London: The treaty between Britain and Jordan which will eventually pave the way for radical Muslim cleric Abu Qatada to be deported from the UK has been officially published in Jordan.
The publishing in Jordanian government`s `Official Gazette is a necessary step before the treaty can be fully ratified and enforced.
"Whilst further steps remain, our focus is on seeing Abu Qatada on a plane to Jordan at the earliest opportunity," UK security minister James Brokenshire said.
An exchange of diplomatic letters is also necessary between the two countries.
Once the ratification process is complete, the UK government will need to restart deportation proceedings.

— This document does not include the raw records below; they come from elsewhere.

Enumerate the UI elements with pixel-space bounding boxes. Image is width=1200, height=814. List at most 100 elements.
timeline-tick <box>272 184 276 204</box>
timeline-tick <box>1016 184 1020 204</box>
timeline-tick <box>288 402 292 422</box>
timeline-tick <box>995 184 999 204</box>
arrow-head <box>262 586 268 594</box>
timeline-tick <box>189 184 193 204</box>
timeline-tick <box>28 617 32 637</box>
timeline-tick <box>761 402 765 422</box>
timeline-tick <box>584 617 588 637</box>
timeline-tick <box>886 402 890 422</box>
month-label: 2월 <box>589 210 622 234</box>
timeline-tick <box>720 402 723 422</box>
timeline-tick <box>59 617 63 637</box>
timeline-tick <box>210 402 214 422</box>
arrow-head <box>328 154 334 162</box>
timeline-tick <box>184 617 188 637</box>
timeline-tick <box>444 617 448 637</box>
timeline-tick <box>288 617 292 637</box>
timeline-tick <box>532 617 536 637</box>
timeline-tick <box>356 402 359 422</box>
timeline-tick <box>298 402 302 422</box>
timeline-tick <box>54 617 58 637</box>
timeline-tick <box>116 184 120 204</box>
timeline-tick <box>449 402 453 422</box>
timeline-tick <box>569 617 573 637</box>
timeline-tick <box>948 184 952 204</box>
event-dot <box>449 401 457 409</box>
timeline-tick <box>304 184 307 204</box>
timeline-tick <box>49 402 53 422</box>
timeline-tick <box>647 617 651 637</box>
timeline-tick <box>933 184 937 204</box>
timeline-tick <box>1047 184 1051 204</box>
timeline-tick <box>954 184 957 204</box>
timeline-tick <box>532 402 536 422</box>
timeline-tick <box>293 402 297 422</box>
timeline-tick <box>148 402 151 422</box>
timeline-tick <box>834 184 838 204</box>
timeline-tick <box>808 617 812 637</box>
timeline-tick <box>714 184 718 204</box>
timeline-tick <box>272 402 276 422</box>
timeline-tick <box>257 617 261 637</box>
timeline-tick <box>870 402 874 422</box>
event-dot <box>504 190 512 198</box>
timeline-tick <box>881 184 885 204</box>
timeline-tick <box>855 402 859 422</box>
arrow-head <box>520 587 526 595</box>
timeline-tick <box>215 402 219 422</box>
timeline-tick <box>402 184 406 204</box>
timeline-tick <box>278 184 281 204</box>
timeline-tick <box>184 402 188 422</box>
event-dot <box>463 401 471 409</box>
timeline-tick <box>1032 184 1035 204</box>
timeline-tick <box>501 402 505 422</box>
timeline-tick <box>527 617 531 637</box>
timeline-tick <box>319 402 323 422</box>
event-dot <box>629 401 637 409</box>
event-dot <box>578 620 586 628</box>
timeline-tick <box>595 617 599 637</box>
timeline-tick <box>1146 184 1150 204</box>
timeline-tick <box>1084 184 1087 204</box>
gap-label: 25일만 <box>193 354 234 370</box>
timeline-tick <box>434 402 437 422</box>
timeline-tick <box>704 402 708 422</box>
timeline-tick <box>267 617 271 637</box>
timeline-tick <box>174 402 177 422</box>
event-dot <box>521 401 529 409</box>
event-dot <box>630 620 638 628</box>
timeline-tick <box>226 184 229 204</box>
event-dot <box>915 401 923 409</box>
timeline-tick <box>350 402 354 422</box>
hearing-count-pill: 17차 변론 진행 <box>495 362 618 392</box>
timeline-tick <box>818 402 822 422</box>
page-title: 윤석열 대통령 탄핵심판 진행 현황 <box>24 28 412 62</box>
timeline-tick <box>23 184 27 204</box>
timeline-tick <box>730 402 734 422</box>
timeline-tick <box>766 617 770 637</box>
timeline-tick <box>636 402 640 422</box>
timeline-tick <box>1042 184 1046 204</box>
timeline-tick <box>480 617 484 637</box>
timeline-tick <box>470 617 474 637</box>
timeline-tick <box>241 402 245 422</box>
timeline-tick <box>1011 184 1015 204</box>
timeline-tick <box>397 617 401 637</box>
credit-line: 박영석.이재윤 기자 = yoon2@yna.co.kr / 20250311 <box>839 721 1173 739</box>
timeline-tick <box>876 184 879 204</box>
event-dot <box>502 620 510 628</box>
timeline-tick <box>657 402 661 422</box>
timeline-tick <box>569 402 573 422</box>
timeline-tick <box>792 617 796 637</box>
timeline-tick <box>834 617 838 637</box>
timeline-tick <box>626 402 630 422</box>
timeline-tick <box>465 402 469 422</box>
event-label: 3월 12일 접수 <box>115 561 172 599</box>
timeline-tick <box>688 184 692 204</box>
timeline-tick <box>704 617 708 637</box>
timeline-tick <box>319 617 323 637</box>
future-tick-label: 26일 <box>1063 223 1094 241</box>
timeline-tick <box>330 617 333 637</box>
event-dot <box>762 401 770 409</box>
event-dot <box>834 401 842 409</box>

Last month, Jordan`s parliament approved the treaty with the UK designed to facilitate the deportation of 53-year-old Qatada.
Qatada has indicated he will not challenge deportation once the treaty has been fully ratified.
Britain has been trying to deport the cleric since 2005, who is wanted in his home country on terror-related charges.
He has been detained and released several times during the legal battle and is currently being held at Belmarsh prison in London after breaching a bail condition in March.
In 1999, he was convicted of the terrorism charges in his absence in Jordan and sentenced to life in prison.
He now faces a retrial on those charges, but his lawyers have said some of the evidence may have come from people who were tortured to make them implicate him.
The treaty ensures his right to a fair trial.
Qatada fled with his wife and children to the UK in 1993 using a forged UAE passport.
He requested asylum on grounds of religious persecution, claiming he had been tortured in Jordan.
Qatada, wanted in Jordan on alleged terror charges, has fought against his deportation from the UK for almost eight years.